Have the Lender Take Back a Partnership Interest
The lender may agree to take back a partnership interest in exchange for canceling the partnership’s debt. The borrowing partnership does not have COD income to the extent of the fair market value of the partnership interest received by the lender. However, the partnership realizes COD income to the extent that the fair market
value of the partnership interest received by the lender is less than the amount of the debt discharged.
Prop. Treas. Reg. 1.108-8 states that the fair market value of the partnership interest can be based upon its “liquidation value,” provided certain conditions are met.
Friendly Third Party Acquires Promissory Note
A client owning troubled real estate can avoid recognizing COD income if an unrelated, friendly third party acquires the promissory note from the lender. The friendly third party can then allow your client more time to cure the debt default.
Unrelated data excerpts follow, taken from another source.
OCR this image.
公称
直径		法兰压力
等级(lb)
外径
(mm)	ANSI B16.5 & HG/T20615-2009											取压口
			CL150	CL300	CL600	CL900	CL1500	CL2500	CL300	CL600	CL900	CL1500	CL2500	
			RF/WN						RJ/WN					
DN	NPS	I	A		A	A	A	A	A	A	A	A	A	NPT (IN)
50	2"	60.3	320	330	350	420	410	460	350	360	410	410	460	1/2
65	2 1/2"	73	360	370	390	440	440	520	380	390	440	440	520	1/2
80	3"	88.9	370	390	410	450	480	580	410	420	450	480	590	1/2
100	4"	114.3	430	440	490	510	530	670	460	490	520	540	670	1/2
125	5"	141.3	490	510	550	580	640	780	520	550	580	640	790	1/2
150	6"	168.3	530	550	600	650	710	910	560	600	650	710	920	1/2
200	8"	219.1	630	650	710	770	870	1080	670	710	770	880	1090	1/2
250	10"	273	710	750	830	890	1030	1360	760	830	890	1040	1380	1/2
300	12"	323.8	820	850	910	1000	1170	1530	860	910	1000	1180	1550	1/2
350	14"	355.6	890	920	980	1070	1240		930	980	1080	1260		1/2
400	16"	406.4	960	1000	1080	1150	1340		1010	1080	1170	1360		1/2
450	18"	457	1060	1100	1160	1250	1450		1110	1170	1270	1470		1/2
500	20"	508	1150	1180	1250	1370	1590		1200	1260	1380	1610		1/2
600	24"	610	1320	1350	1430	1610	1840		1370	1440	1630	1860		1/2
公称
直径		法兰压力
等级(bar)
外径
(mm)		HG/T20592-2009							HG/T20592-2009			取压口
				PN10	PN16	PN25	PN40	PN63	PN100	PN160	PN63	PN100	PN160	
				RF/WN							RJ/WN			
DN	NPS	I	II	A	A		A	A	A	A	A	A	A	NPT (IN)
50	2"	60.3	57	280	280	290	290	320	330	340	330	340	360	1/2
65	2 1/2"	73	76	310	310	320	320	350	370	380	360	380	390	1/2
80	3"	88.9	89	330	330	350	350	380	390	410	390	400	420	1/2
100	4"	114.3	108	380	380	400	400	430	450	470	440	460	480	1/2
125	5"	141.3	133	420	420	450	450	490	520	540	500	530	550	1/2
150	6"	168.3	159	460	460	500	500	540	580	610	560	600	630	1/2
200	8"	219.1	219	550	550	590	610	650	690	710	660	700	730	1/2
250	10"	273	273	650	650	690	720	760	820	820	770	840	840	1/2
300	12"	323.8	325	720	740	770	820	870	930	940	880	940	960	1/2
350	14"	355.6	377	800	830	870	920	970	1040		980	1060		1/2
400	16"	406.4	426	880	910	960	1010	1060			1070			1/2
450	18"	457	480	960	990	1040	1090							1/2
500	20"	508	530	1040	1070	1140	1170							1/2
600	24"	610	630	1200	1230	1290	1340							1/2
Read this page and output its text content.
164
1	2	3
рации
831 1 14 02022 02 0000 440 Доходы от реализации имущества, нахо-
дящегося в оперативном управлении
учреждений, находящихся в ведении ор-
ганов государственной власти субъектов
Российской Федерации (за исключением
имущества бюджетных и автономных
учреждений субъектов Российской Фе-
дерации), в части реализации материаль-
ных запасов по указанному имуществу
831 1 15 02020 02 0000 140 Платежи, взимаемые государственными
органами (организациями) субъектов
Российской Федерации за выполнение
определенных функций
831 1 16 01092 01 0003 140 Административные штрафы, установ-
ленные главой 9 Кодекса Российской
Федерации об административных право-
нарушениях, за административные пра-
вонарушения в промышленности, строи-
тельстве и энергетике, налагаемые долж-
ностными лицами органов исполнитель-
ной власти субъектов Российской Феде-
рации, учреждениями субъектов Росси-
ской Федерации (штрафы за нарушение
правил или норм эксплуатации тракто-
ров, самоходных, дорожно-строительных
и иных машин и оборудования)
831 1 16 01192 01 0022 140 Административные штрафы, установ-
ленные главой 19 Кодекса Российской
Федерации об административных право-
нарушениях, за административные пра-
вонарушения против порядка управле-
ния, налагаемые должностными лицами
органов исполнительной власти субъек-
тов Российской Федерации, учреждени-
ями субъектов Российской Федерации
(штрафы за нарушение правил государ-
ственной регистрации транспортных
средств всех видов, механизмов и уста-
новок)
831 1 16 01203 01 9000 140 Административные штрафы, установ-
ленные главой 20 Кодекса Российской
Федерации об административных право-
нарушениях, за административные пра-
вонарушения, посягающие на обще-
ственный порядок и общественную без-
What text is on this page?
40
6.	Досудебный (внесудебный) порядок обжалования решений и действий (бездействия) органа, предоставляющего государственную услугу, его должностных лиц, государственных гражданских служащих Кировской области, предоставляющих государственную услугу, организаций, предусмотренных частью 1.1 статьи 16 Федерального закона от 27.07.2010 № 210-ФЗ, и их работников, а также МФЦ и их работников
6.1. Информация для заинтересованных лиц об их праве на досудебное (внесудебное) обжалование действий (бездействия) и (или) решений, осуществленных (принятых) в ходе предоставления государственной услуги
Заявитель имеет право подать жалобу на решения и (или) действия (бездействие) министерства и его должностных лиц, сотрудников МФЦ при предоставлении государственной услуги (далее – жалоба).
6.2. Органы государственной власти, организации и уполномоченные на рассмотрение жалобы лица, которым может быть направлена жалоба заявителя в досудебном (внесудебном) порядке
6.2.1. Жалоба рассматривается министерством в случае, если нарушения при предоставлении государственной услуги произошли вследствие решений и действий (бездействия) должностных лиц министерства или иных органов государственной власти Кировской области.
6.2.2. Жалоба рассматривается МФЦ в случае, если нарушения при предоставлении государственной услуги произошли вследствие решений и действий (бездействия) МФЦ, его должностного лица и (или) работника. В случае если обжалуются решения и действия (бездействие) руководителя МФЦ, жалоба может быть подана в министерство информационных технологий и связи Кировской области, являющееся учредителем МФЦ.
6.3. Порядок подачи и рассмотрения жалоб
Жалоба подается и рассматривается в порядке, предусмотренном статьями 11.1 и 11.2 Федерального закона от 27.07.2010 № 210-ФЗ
If a party “related” to your client acquires the debt from the lender, then that client/debtor would be treated for tax purposes as having acquired its own indebtedness, which in turn would generate COD income.
To avoid COD income being generated after the unrelated party acquires the promissory note, there should not be a “significant modification” of that note.
Create Deductible Tax Losses from Troubled Real Estate
Where the tax basis of the foreclosed property is greater than the debt encumbering it, a tax loss may be realized upon that property’s foreclosure or abandonment. In most cases your client will want that tax loss to be an ordinary loss.
If your client abandons real property or a partnership interest, or if such property or partnership interest is deemed worthless, then there is a completed transaction whereby the tax loss can be recognized. There will be an ordinary tax loss if there is no sale or exchange treatment. Thi is the case if the abandoned or worthless property is not subject to an indebtedness for which there is a foreclosure or deed in lieu of foreclosure.
When a partnership interest is abandoned and the partner has a share of the partnership’s liabilities for which that partner is being relieved under IRC Sec. 752, there will be a deemed partnership distribution to that partner under IRC Sec. 731. This produces a capital, rather than ordinary, loss to that partner.
On the other hand, if a partnership interest is abandoned and that partnership has debt, but the partner has no share of that debt under the partnership tax rules of IRC Sec. 752, there is no sale or exchange, which results in an ordinary loss for that partner’s abandoned partnership interest.
To avoid the limitations on deducting capital losses, if the tax loss recognized on your client’s property’s foreclosure is an IRC Sec. 1231 loss (rather than a capital loss), then that loss can be offset against your client’s ordinary income.
Many options are available to clients engaging in loan workouts or facing foreclosure of their commercial real property, and the key is understanding the tax consequences of each strategy.
Robert A. Briskin, Esq., is a certified specialist in taxation law in Los Angeles.